Rediscovering Lonnie Johnson
Rediscovering Lonnie Johnson honors Alonzo “Lonnie” Johnson (1899-1970), the blues star of the 1920s who’s generally regarded as the creator of the now-common single-note guitar solo. Johnson was also a vocalist, and second only to Blind Lemon Jefferson in sales among male blues performers of that era. Yet there’s something amiss with this tribute, which uses a Philadelphia-rooted cast to honor the New Orleans-born Johnson.
The instrumentalists in Blues Anatomy, along with guest guitarist Jef Lee Johnson, do their parts in recalling an 80-year-old era. The guitarist is particularly impressive on the late Johnson’s instrumentals, like “Swing Out Rhythm,” “6/88 Glide” and the unaccompanied “Playing With the Strings.” But Blues Anatomy vocalist Eddie Davis takes W.C. Handy’s “St. Louis Blues” and Louis Armstrong’s “I’m Not Rough” closer to Las Vegas than to the Crescent City through his overpolished delivery.
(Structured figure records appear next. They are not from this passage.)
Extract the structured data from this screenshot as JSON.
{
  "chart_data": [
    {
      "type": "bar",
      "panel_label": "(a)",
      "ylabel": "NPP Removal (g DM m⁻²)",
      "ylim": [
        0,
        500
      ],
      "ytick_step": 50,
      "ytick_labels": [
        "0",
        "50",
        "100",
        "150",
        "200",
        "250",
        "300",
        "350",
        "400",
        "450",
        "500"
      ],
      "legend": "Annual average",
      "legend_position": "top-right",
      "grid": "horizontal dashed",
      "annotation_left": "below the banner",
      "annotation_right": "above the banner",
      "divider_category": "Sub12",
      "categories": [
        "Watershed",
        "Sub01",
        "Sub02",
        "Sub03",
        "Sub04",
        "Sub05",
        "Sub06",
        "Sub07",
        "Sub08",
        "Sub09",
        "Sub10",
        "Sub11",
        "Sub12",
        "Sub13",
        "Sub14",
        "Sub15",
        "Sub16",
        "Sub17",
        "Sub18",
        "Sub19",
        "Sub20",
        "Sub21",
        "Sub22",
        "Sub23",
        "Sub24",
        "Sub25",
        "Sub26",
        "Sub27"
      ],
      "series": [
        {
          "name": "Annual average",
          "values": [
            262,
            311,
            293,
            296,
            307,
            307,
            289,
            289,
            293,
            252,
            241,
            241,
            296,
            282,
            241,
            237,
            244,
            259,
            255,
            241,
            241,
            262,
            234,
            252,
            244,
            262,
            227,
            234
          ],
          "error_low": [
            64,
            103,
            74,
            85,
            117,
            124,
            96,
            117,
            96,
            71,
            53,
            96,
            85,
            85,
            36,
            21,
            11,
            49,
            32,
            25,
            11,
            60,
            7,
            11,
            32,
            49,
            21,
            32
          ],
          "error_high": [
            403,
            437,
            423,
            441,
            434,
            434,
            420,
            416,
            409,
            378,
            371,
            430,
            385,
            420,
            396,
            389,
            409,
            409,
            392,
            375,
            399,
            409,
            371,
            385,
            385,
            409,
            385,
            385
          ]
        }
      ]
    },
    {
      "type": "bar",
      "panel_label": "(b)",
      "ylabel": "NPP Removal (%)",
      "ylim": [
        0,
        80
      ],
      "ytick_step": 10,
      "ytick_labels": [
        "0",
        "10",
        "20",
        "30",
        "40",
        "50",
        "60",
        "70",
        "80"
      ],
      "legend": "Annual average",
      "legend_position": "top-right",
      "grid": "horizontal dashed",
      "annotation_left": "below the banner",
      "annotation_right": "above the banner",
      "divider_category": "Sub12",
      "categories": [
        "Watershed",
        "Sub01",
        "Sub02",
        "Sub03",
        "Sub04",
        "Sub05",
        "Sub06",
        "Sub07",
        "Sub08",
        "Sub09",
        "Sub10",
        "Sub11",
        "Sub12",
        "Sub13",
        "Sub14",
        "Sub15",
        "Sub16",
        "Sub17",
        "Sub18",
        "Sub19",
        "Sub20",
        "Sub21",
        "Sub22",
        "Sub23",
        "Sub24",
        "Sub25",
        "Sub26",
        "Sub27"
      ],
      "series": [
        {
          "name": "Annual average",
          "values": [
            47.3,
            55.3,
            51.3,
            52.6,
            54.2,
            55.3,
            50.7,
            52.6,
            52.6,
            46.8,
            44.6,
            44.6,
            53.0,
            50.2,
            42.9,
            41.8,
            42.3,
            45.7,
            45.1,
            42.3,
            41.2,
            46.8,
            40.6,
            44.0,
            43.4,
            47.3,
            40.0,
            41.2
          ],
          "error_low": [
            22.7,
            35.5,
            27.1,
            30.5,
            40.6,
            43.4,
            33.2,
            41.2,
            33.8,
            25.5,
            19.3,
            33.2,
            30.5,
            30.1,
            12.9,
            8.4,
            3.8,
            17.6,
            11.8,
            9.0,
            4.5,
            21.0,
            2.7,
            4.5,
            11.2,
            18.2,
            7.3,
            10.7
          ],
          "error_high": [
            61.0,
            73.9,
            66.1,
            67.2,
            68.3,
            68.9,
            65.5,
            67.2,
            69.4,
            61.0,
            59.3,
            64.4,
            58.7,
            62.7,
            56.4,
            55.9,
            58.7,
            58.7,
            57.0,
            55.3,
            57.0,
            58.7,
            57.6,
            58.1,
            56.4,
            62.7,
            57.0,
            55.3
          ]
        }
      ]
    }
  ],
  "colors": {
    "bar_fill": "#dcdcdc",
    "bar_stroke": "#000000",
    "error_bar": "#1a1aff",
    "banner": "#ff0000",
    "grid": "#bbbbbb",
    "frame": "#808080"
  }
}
The late Johnson was once a sideman in the bands of Armstrong and Duke Ellington, so he learned to growl and swing from the best. Davis’ cleaner phrasing is best-suited to the slow blues of Handy’s “Careless Love” and Johnson’s “Broken Levee Blues.” He gets ace backing from bandmates Rick Nollet (guitar), Mike Suchodolski (keyboards), Rick Prince (bass) and Lenny Gordon (drums) on both. Vocalist Geoff Muldaur’s cameo delivery of Johnson’s “He’s a Jelly Roll Baker” also leaves the spice out of the gumbo. Guitarists Nollet, Johnson and Joe Mass attempt a salvage attempt afterward, re-creating their late predecessor’s guitar duets with Eddie Lang on “Have to Change Keys to Play These Blues” and “Bull Frog Moan.” Yet Johnson’s surprise 1948 comeback hit, “Tomorrow Night,” since covered by Elvis Presley and Bob Dylan, closes the disc with a whimper.